Project description:Graft-versus-host disease (GvHD) remains a significant complication of allogeneic hematopoietic cell transplantation (HCT), associated with significant morbidity and mortality. GvHD is characterized by dysregulated immune responses and resulting tissue damage of target organs. Recent investigations have focused on Foxp3+ regulatory T cells (Tregs) as a therapeutic tool, based on its regulatory functions in GvHD pathogenesis and their instrumental role in mitigating GvHD severity while preserving graft-versus-leukemia (GvL) activity.

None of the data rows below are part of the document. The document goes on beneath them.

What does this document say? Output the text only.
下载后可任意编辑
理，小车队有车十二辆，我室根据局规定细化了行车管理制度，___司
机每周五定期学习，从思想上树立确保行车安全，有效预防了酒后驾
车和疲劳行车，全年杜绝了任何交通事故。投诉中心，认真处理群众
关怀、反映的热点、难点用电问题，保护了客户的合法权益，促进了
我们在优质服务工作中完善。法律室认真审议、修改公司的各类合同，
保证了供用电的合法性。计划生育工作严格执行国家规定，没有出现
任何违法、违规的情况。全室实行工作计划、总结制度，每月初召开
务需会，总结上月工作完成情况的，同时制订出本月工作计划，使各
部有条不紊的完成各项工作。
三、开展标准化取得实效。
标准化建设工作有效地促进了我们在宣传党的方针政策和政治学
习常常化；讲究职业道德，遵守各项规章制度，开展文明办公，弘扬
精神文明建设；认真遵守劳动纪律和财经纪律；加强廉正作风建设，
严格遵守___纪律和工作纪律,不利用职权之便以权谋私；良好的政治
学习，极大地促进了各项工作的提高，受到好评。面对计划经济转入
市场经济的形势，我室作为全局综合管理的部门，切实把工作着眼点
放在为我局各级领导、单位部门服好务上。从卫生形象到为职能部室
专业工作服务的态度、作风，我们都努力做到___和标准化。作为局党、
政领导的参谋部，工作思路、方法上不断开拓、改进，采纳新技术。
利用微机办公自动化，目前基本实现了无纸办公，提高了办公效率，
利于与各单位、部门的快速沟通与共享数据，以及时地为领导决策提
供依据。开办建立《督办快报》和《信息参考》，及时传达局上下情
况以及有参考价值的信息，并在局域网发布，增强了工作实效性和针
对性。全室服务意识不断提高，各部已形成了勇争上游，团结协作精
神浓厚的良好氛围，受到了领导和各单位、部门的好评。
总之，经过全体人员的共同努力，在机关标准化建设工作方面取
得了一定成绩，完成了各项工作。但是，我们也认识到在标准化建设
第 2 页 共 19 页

There are several challenges to its clinical application, including their paucity, impaired suppressive activity, and instability in vivo. Herein, we report that IL-27 pre-stimulation enhances suppressive functions of both mouse and human Tregs. In a complete MHC mismatched murine bone marrow transplant model, IL-27 pre-stimulated polyclonal iTregs diminish acute (a)GvHD lethality, while preserving the GvL effect. Allo-antigen specificity further improves suppressive functions when combined with IL-27 pre-stimulation. In a xenogeneic (human to mouse) GvHD model, IL-27 pre-stimulated human iTregs are superior in protecting recipients from GvHD. Lastly, we compared gene expression profiles of circulating Tregs isolated from HCT recipients with and without aGvHD and found that Tregs from aGvHD patients express distinct gene signatures enriched in immune activation and inflammation. Therefore, these results highlight a novel function of IL-27 in enforcing Treg functions to prevent aGvHD mediated lethality, proposing the hypothesis that dysregulated Treg functions may account for the potential mechanisms underlying GvHD development.